Among the key players reportedly involved is Saudi Arabia’s Public Investment Fund (PIF), which holds an indirect stake in xAI via Kingdom Holding Company. That connection includes an existing $800 million investment, giving PIF considerable exposure to the company’s future.
However, in a post on X (formerly Twitter), Musk stated:
“xAI is not seeking funding right now. We have plenty of capital.”
This statement contrasts with mounting speculation surrounding the company’s expansion plans, particularly around data center infrastructure and proprietary AI models.

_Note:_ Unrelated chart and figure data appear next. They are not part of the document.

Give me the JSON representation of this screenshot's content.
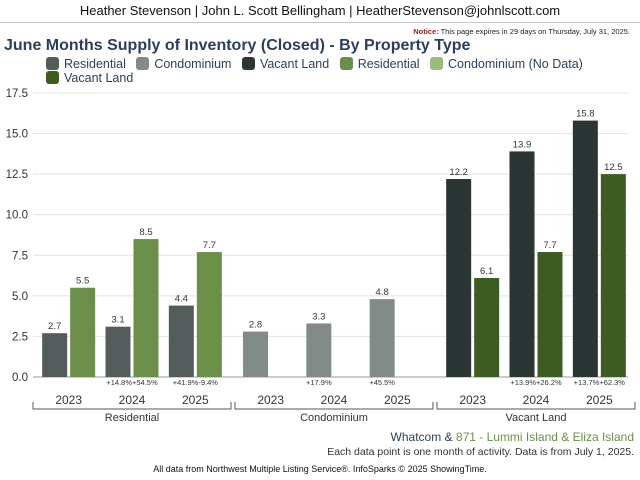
{
  "header": {
    "text": "Heather Stevenson | John L. Scott Bellingham | HeatherStevenson@johnlscott.com"
  },
  "notice": {
    "label": "Notice:",
    "text": " This page expires in 29 days on Thursday, July 31, 2025."
  },
  "title": "June Months Supply of Inventory (Closed) - By Property Type",
  "legend": [
    {
      "label": "Residential",
      "color": "#545c5b"
    },
    {
      "label": "Condominium",
      "color": "#838b8a"
    },
    {
      "label": "Vacant Land",
      "color": "#2b3533"
    },
    {
      "label": "Residential",
      "color": "#6b8f48"
    },
    {
      "label": "Condominium (No Data)",
      "color": "#98bd78"
    },
    {
      "label": "Vacant Land",
      "color": "#3c5c21"
    }
  ],
  "chart_data": {
    "type": "bar",
    "ylim": [
      0,
      17.5
    ],
    "yticks": [
      "0.0",
      "2.5",
      "5.0",
      "7.5",
      "10.0",
      "12.5",
      "15.0",
      "17.5"
    ],
    "grid": true,
    "groups": [
      {
        "name": "Residential",
        "years": [
          {
            "year": "2023",
            "bars": [
              {
                "value": 2.7,
                "label": "2.7",
                "color": "#545c5b"
              },
              {
                "value": 5.5,
                "label": "5.5",
                "color": "#6b8f48"
              }
            ],
            "pct": []
          },
          {
            "year": "2024",
            "bars": [
              {
                "value": 3.1,
                "label": "3.1",
                "color": "#545c5b"
              },
              {
                "value": 8.5,
                "label": "8.5",
                "color": "#6b8f48"
              }
            ],
            "pct": [
              "+14.8%",
              "+54.5%"
            ]
          },
          {
            "year": "2025",
            "bars": [
              {
                "value": 4.4,
                "label": "4.4",
                "color": "#545c5b"
              },
              {
                "value": 7.7,
                "label": "7.7",
                "color": "#6b8f48"
              }
            ],
            "pct": [
              "+41.9%",
              "-9.4%"
            ]
          }
        ]
      },
      {
        "name": "Condominium",
        "years": [
          {
            "year": "2023",
            "bars": [
              {
                "value": 2.8,
                "label": "2.8",
                "color": "#838b8a"
              }
            ],
            "pct": []
          },
          {
            "year": "2024",
            "bars": [
              {
                "value": 3.3,
                "label": "3.3",
                "color": "#838b8a"
              }
            ],
            "pct": [
              "+17.9%"
            ]
          },
          {
            "year": "2025",
            "bars": [
              {
                "value": 4.8,
                "label": "4.8",
                "color": "#838b8a"
              }
            ],
            "pct": [
              "+45.5%"
            ]
          }
        ]
      },
      {
        "name": "Vacant Land",
        "years": [
          {
            "year": "2023",
            "bars": [
              {
                "value": 12.2,
                "label": "12.2",
                "color": "#2b3533"
              },
              {
                "value": 6.1,
                "label": "6.1",
                "color": "#3c5c21"
              }
            ],
            "pct": []
          },
          {
            "year": "2024",
            "bars": [
              {
                "value": 13.9,
                "label": "13.9",
                "color": "#2b3533"
              },
              {
                "value": 7.7,
                "label": "7.7",
                "color": "#3c5c21"
              }
            ],
            "pct": [
              "+13.9%",
              "+26.2%"
            ]
          },
          {
            "year": "2025",
            "bars": [
              {
                "value": 15.8,
                "label": "15.8",
                "color": "#2b3533"
              },
              {
                "value": 12.5,
                "label": "12.5",
                "color": "#3c5c21"
              }
            ],
            "pct": [
              "+13.7%",
              "+62.3%"
            ]
          }
        ]
      }
    ]
  },
  "footer": {
    "area_prefix": "Whatcom",
    "area_amp": " & ",
    "area_name": "871 - Lummi Island & Eliza Island",
    "area_prefix_color": "#2b3f5c",
    "area_name_color": "#6b8f48",
    "note": "Each data point is one month of activity. Data is from July 1, 2025.",
    "source": "All data from Northwest Multiple Listing Service®. InfoSparks © 2025 ShowingTime."
  }
}
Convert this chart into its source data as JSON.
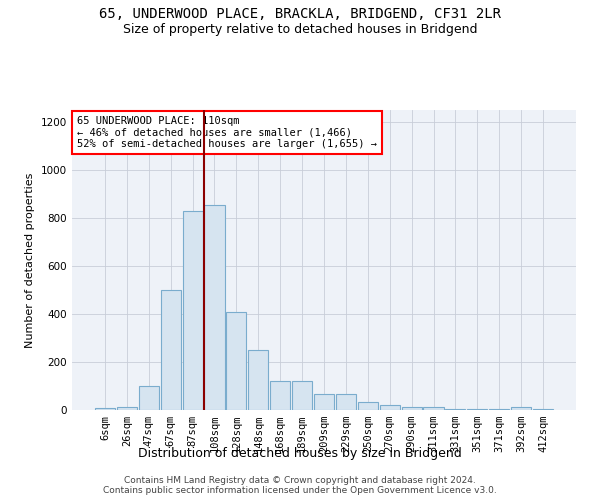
{
  "title_line1": "65, UNDERWOOD PLACE, BRACKLA, BRIDGEND, CF31 2LR",
  "title_line2": "Size of property relative to detached houses in Bridgend",
  "xlabel": "Distribution of detached houses by size in Bridgend",
  "ylabel": "Number of detached properties",
  "bar_color": "#d6e4f0",
  "bar_edge_color": "#7aaccd",
  "plot_bg_color": "#eef2f8",
  "bin_labels": [
    "6sqm",
    "26sqm",
    "47sqm",
    "67sqm",
    "87sqm",
    "108sqm",
    "128sqm",
    "148sqm",
    "168sqm",
    "189sqm",
    "209sqm",
    "229sqm",
    "250sqm",
    "270sqm",
    "290sqm",
    "311sqm",
    "331sqm",
    "351sqm",
    "371sqm",
    "392sqm",
    "412sqm"
  ],
  "bar_values": [
    8,
    14,
    100,
    500,
    830,
    855,
    408,
    250,
    120,
    120,
    65,
    65,
    32,
    22,
    14,
    14,
    5,
    5,
    5,
    12,
    5
  ],
  "ylim": [
    0,
    1250
  ],
  "yticks": [
    0,
    200,
    400,
    600,
    800,
    1000,
    1200
  ],
  "vline_bin_index": 5,
  "annot_line1": "65 UNDERWOOD PLACE: 110sqm",
  "annot_line2": "← 46% of detached houses are smaller (1,466)",
  "annot_line3": "52% of semi-detached houses are larger (1,655) →",
  "footer_line1": "Contains HM Land Registry data © Crown copyright and database right 2024.",
  "footer_line2": "Contains public sector information licensed under the Open Government Licence v3.0.",
  "title_fontsize": 10,
  "subtitle_fontsize": 9,
  "ylabel_fontsize": 8,
  "xlabel_fontsize": 9,
  "tick_fontsize": 7.5,
  "annot_fontsize": 7.5,
  "footer_fontsize": 6.5
}
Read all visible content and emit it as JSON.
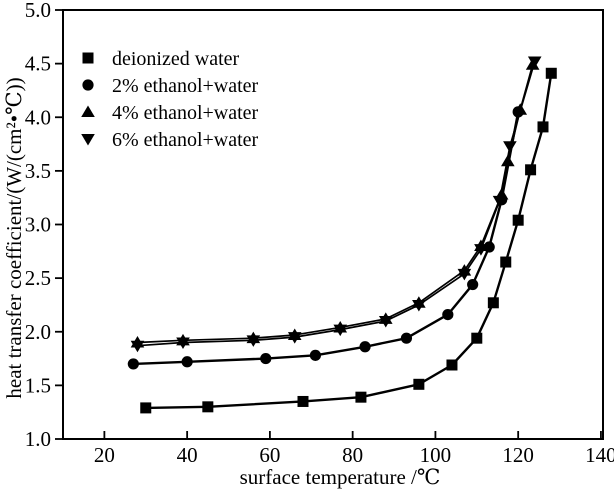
{
  "figure": {
    "background_color": "#ffffff",
    "ink_color": "#000000"
  },
  "chart_data": {
    "type": "line",
    "title": "",
    "xlabel": "surface temperature /℃",
    "ylabel": "heat transfer coefficient/(W/(cm²•℃))",
    "xlim": [
      10,
      140.5
    ],
    "ylim": [
      1.0,
      5.0
    ],
    "grid": false,
    "legend_position": "upper-left-inside",
    "x_tick_values": [
      20,
      40,
      60,
      80,
      100,
      120,
      140
    ],
    "x_tick_labels": [
      "20",
      "40",
      "60",
      "80",
      "100",
      "120",
      "140"
    ],
    "y_tick_values": [
      1.0,
      1.5,
      2.0,
      2.5,
      3.0,
      3.5,
      4.0,
      4.5,
      5.0
    ],
    "y_tick_labels": [
      "1.0",
      "1.5",
      "2.0",
      "2.5",
      "3.0",
      "3.5",
      "4.0",
      "4.5",
      "5.0"
    ],
    "series": [
      {
        "name": "deionized water",
        "marker": "square",
        "points": [
          [
            30,
            1.29
          ],
          [
            45,
            1.3
          ],
          [
            68,
            1.35
          ],
          [
            82,
            1.39
          ],
          [
            96,
            1.51
          ],
          [
            104,
            1.69
          ],
          [
            110,
            1.94
          ],
          [
            114,
            2.27
          ],
          [
            117,
            2.65
          ],
          [
            120,
            3.04
          ],
          [
            123,
            3.51
          ],
          [
            126,
            3.91
          ],
          [
            128,
            4.41
          ]
        ]
      },
      {
        "name": "2% ethanol+water",
        "marker": "circle",
        "points": [
          [
            27,
            1.7
          ],
          [
            40,
            1.72
          ],
          [
            59,
            1.75
          ],
          [
            71,
            1.78
          ],
          [
            83,
            1.86
          ],
          [
            93,
            1.94
          ],
          [
            103,
            2.16
          ],
          [
            109,
            2.44
          ],
          [
            113,
            2.79
          ],
          [
            116,
            3.23
          ],
          [
            120,
            4.05
          ]
        ]
      },
      {
        "name": "4% ethanol+water",
        "marker": "triangle-up",
        "points": [
          [
            28,
            1.9
          ],
          [
            39,
            1.92
          ],
          [
            56,
            1.94
          ],
          [
            66,
            1.97
          ],
          [
            77,
            2.04
          ],
          [
            88,
            2.12
          ],
          [
            96,
            2.27
          ],
          [
            107,
            2.57
          ],
          [
            111,
            2.8
          ],
          [
            116,
            3.28
          ],
          [
            117.5,
            3.59
          ],
          [
            120.5,
            4.07
          ],
          [
            123.5,
            4.49
          ]
        ]
      },
      {
        "name": "6% ethanol+water",
        "marker": "triangle-down",
        "points": [
          [
            28,
            1.87
          ],
          [
            39,
            1.9
          ],
          [
            56,
            1.92
          ],
          [
            66,
            1.95
          ],
          [
            77,
            2.02
          ],
          [
            88,
            2.1
          ],
          [
            96,
            2.25
          ],
          [
            107,
            2.54
          ],
          [
            111,
            2.77
          ],
          [
            115.5,
            3.22
          ],
          [
            118,
            3.73
          ],
          [
            124,
            4.52
          ]
        ]
      }
    ]
  }
}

xAI: From Challenger to Powerhouse
Launched in July 2023, xAI was positioned as a direct competitor to OpenAI, creators of ChatGPT. In March, xAI formally acquired X, Musk’s social media platform, further integrating its conversational AI ambitions with real-time social data.
xAI has already attracted major institutional interest. In June, Morgan Stanley revealed the company had secured a combined $10 billion—split between debt and strategic equity—to fuel data center development and AI scalability.
Key Projections:
- $1 billion in gross revenue expected by end of 2025
- $18 billion earmarked for data center infrastructure
- $13 billion+ in forecasted annual earnings by 2029
For context, OpenAI’s latest round is targeting a $300 billion valuation, making xAI’s rapid rise all the more noteworthy.